In The Musical Adaptation of Her Memoir, Alison Bechdel Attempts To Make Sense of Her Late, Closeted Gay Father

Propelled by goofy, singalong anthems, "Fun Home" switches between three different stages of Bechdel’s life.

(Patrick Weishampel - blankeye.tv)

Only a few minutes into Fun Home, we know how the story will end.  Adapted from Alison Bechdel's graphical memoir, the musical tries to make sense of the cartoonist's complicated relationship with her closeted gay father, Bruce (Robert Mammana). Our narrator is present-day Bechdel (Allison Mickelson), who explains the play's fate in the first scene. "He killed himself and I became a lesbian cartoonist," she says.

Propelled by goofy, singalong anthems, Fun Home switches between three different stages of Bechdel's life. There's Alison (Aida Valentine) growing up in the funeral home where her father enforced heteronormativism on his daughter. There's Alison at college (Sara Masterson), who transforms from nervous and slumped shouldered, to belting out love songs as she discovers her sexuality and falls for a classmate named Joan (Kristen DiMercurio). Then there's Alison the narrator, the successful cartoonist behind Dykes to Watch Out For, and who's attempting to understand her father through jumbled memories.

The show premiered on Broadway in 2015 and won multiple Tony awards that same year. It went on tour for the first time last October, but Portland Center Stage is staging its own production. PCS' production is so intimate and charming, it's hard to imagine Fun Home on a giant Broadway stage. The set is relatively minimal. Though the scenes in the funeral home are fleshed out with vintage furniture, Alison's college dorm is just a desk and a bed.

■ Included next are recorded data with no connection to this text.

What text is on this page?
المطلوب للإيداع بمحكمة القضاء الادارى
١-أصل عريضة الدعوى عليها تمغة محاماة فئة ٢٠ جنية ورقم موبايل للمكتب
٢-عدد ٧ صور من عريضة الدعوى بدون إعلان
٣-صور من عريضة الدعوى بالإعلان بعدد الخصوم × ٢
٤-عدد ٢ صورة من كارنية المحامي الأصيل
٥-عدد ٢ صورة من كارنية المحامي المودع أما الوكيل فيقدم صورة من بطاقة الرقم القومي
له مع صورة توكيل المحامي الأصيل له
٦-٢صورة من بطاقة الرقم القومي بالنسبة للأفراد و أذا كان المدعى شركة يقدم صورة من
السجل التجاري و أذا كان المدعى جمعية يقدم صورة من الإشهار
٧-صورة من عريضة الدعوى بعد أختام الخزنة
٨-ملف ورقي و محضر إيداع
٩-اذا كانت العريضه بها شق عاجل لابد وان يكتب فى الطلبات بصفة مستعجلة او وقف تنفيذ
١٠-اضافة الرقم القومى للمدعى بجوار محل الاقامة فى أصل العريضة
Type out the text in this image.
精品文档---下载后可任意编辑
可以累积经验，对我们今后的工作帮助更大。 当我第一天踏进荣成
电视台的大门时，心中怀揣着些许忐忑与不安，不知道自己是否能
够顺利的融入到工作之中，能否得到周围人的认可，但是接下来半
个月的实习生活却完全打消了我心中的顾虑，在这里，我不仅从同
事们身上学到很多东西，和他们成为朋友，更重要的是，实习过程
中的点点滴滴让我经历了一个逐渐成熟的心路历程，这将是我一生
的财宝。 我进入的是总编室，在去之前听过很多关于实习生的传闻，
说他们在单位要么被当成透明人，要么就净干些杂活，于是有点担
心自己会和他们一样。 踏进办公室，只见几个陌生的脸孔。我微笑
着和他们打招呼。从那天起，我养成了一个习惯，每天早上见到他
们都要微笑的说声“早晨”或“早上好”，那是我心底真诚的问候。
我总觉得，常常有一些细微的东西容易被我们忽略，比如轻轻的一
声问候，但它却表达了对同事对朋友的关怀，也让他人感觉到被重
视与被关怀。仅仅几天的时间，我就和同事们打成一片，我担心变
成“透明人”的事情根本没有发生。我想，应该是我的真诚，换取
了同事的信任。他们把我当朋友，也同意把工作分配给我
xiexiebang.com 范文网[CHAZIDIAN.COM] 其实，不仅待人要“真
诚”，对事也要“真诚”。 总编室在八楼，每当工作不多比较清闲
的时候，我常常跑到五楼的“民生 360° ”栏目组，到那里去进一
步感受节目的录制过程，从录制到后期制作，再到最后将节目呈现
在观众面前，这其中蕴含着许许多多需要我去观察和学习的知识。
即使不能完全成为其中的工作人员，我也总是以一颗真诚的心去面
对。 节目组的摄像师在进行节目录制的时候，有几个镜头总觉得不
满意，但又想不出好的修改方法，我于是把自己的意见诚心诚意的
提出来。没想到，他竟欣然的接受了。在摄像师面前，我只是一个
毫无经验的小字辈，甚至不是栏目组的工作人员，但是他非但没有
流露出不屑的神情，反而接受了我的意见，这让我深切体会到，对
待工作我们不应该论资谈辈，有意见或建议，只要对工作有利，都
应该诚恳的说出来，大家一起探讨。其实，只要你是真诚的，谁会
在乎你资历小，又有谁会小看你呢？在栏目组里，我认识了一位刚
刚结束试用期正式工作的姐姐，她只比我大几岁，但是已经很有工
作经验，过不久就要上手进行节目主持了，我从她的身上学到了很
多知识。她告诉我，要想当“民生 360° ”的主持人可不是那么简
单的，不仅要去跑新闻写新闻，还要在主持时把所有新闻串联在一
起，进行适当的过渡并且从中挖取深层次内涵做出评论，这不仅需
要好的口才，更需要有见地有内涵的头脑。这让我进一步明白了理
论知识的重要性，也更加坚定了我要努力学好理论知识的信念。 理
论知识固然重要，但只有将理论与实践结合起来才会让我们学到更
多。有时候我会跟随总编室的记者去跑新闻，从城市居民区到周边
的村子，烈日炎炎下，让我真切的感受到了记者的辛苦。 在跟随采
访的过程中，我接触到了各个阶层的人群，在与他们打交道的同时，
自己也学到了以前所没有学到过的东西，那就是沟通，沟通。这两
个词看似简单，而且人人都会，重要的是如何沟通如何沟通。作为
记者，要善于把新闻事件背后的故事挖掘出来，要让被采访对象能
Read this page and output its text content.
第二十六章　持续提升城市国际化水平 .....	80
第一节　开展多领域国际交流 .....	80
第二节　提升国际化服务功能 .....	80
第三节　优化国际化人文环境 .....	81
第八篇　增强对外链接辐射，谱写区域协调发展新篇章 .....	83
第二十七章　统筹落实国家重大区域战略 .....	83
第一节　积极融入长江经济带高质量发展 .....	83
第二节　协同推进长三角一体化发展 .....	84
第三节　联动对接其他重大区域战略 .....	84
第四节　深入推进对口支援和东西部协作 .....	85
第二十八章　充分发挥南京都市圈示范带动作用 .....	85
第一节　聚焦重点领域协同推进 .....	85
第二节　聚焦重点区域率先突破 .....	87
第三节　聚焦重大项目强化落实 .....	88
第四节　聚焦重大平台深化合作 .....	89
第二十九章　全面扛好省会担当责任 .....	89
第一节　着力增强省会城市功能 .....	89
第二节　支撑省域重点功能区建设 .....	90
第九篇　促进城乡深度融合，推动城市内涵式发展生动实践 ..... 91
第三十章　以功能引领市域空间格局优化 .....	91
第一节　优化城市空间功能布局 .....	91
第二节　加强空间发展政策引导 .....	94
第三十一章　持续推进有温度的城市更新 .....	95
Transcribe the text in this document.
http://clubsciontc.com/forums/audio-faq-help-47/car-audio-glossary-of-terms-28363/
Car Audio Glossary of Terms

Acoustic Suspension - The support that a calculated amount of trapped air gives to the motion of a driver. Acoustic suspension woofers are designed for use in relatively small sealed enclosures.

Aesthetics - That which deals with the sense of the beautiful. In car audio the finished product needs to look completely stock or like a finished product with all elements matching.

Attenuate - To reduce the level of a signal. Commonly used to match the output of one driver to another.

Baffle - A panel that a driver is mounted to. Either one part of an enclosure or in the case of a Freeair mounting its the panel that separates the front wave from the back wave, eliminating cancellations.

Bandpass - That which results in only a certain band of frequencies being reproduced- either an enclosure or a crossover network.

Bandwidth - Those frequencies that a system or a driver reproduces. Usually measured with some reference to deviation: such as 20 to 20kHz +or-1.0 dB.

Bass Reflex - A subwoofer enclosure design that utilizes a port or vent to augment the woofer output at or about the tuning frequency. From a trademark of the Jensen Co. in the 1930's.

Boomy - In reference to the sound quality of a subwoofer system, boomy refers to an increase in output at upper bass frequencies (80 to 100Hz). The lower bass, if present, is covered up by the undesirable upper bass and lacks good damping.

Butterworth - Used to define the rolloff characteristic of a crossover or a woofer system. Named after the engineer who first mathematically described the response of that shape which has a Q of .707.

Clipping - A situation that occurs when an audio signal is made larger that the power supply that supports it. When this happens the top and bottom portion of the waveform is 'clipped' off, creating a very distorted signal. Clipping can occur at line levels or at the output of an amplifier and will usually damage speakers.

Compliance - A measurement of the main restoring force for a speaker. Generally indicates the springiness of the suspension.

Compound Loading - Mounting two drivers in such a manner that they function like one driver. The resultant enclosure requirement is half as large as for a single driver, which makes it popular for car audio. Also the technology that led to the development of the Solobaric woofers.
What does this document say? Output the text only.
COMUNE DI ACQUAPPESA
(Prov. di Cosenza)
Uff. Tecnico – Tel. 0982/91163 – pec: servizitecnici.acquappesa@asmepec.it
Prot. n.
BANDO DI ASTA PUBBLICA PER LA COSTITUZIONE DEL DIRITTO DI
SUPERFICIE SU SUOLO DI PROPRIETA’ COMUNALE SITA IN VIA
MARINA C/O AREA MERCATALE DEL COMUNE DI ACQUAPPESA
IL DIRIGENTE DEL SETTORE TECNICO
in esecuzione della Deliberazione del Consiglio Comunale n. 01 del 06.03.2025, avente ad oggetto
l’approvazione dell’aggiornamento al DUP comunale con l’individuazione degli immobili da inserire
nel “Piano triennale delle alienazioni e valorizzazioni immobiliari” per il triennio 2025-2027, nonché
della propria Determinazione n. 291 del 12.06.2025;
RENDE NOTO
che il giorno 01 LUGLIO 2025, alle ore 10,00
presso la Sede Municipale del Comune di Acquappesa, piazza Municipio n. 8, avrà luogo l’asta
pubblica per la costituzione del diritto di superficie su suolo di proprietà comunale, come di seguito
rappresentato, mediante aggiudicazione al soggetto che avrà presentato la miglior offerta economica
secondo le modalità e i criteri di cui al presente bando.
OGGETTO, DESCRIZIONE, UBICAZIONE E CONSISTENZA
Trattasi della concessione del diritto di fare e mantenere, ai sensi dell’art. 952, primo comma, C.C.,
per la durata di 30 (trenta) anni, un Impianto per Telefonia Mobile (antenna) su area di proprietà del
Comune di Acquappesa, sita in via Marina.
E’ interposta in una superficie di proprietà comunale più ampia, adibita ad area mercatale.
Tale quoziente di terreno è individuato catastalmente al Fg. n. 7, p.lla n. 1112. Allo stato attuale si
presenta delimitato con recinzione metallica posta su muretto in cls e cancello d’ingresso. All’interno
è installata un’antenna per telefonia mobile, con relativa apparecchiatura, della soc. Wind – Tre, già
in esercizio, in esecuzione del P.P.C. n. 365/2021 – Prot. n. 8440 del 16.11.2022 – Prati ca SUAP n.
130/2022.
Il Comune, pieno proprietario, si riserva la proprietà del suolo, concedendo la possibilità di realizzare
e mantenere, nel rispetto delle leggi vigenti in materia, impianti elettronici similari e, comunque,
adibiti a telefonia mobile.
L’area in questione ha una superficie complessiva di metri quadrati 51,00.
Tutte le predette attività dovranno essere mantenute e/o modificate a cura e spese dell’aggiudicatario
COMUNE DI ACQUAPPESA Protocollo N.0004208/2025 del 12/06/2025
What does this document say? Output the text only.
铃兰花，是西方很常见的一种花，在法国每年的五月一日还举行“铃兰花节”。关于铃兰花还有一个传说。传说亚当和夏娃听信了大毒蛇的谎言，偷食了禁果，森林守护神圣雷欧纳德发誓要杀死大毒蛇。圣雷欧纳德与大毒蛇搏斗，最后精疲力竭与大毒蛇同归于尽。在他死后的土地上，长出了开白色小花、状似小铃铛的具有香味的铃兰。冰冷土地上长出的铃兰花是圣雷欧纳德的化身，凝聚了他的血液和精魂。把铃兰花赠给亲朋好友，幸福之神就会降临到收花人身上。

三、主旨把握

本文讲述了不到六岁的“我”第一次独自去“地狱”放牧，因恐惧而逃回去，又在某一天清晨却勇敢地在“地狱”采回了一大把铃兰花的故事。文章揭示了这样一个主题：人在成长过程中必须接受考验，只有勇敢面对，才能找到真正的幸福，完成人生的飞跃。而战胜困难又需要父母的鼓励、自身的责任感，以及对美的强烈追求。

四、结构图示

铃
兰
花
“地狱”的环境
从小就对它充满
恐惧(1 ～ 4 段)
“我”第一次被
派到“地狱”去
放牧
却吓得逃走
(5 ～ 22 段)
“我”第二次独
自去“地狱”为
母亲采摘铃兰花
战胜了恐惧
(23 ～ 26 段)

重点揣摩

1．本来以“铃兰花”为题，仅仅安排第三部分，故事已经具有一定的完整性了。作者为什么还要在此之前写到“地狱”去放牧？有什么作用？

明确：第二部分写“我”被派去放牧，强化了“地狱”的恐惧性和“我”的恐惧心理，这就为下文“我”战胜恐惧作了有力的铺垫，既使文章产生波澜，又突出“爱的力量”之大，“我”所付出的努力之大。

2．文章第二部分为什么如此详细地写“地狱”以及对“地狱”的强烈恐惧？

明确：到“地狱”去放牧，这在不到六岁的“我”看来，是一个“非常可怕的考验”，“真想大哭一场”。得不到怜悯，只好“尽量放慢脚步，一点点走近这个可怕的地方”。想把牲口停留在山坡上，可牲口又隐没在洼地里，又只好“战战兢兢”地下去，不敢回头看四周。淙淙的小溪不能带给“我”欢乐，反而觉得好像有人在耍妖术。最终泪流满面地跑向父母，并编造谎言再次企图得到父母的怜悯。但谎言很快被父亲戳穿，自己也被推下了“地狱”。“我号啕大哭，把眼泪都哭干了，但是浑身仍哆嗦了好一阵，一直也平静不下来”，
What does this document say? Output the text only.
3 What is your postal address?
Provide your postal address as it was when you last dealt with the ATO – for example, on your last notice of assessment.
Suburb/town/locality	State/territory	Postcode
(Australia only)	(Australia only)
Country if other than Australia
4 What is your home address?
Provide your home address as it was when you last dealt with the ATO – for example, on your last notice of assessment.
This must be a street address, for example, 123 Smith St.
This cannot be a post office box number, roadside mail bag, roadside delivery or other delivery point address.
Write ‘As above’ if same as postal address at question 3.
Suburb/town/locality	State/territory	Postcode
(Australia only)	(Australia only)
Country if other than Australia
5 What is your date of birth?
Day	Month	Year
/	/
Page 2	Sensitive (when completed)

At the end of the play, Bruce remains a mystery to Alison. Where did he go late at night? Was it a gesture of solidarity when he mailed her a novel with a lesbian protagonist? Why did he call her into his embalming room when she was little just to ask her to hand him scissors?

But Fun Home's yearning for understanding imbues even the most uncertain and difficult moments with tenderness. In one scene, Bruce shames Alison into wearing a dress instead of a pair of Converse and a boyish T-shirt to a family party. "Do you want everyone talking about you behind your back?" he asks her. Through Alison's self-discovery, we can see Bruce's misguided hope of sparing his daughter from the pain he feels, while he remains deprived of the freedom she eventually finds.

SEE IT: Fun Home is at Portland Center Stage, 128 NW 11th Ave., pcs.org. 7:30 pm Tuesday-Sunday, noon Thursday, 2 pm Saturday and Sunday, Sept. 22-Oct. 22. $25-$70.